Formulating strategy – and, crucially, following through on it – is a challenge for many society publishers, said Deni Auclair, industry analyst from Outsell. Too often, the board meets to decide on a strategy and it is forgotten in a few months’ time. Auclair urged societies to consider hiring consultants and partnering with start-ups to inject new life into their business models, adding that societies should also professionalise their marketing and sales functions wherever possible.

The problem at the core of societies struggling to recruit new members, many acknowledged, is that too often societies are run by baby boomers, with little to no plans to attract early career researchers. Richard Price, CEO of Academia.edu, said (to the dismay of many society publishers in the room) that he felt social networks fulfilled many of the traditional roles of a society, from networking to promotion. The consensus was that younger members do have use for societies; just not for the societies of their parents and grandparents.

The main conference focused on the theme of accelerating the advance of scholarly communications. Jeffrey Beall, Scholarly communications librarian from the University of Colorado Denver (but most famously the founder of Beall’s list of predatory publishers) was the controversial keynote speaker.  No longer just a crusader against predatory open access journals, Beall now adds subscription journals to his list if he suspects that they are moving to a subscription model to avoid being put on Beall’s list. Controversially, Beall posited that open-access mandates threaten academics’ freedom to publish where they choose, and therefore presents ‘the greatest threat to freedom of the press since the dawn of civilisation.’ He urged librarians, academics and publishers to remember that open-access ‘zealots’ do not speak for the entire research community.

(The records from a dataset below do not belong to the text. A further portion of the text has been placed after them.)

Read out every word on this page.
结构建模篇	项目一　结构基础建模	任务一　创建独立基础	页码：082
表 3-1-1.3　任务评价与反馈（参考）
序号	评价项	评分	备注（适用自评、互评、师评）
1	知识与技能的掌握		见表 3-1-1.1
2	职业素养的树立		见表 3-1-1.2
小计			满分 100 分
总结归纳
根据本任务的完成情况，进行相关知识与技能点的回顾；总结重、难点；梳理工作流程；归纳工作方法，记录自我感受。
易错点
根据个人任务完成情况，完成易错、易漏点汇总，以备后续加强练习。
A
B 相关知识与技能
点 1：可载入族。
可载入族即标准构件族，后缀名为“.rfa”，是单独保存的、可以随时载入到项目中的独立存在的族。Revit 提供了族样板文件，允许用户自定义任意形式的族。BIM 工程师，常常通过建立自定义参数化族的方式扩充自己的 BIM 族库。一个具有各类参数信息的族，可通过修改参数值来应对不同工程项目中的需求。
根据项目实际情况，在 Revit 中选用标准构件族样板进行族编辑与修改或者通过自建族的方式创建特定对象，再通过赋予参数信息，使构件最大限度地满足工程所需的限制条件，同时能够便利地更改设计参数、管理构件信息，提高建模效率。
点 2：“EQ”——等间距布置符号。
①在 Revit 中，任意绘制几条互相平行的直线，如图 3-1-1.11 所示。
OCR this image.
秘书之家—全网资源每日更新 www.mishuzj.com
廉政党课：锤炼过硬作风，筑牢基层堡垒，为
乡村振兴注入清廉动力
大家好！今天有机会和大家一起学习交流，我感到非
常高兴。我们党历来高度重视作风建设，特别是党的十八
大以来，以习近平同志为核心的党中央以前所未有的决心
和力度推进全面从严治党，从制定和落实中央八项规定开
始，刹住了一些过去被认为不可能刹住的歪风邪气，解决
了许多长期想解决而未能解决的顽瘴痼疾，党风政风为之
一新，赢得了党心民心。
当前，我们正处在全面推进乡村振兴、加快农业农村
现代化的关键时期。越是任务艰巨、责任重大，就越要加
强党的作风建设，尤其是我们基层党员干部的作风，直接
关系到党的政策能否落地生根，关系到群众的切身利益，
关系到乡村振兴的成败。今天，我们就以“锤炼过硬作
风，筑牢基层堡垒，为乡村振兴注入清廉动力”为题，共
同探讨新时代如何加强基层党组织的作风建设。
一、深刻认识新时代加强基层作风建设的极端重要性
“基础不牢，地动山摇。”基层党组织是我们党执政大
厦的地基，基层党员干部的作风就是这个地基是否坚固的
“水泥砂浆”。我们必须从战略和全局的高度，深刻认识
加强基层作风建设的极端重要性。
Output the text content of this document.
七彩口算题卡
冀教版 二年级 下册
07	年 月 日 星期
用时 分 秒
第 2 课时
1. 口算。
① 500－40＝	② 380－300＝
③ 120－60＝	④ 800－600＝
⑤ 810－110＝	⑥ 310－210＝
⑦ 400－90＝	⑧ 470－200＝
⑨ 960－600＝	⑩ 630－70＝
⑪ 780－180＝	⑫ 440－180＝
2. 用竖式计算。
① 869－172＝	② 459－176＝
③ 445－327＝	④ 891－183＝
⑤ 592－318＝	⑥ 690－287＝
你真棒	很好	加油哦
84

In contrast, it was heartening to hear some stories of open access leading to a tangibly positive outcome.

Emilio Bruna, editor in chief of Biotropica, gave the example of his journal publishing a paper which called on the Brazilian government to abide by their promise to rescue the rare Brazilian armadillo, which was their country’s football World Cup mascot in 2014. The article was picked up by journalists and shared more than 25,000 times on Facebook, which led to the formation of a conservation programme.

There were some interesting demonstrations of new organisations and products, including peer review evaluation (PRE) which provides services designed to support and strengthen the peer-review process on behalf of researchers, publishers, and libraries. The main service they offer, PRE-val, verifies for the end user that content has gone through the peer-review process and provides information to help the reader assess the quality of the process. With two million peer-reviewed articles published every year, PRE-val claims to help researchers sift through the articles they need, and understand how rigorously an article has been reviewed.

The take-home message was that it’s not just societies that should be considering new strategies and partnering with start-ups if they want to remain relevant – publishers, libraries and suppliers also need to be keeping a close eye on new developments if we want to truly disrupt the field of scholarly publishing and improve research the world over.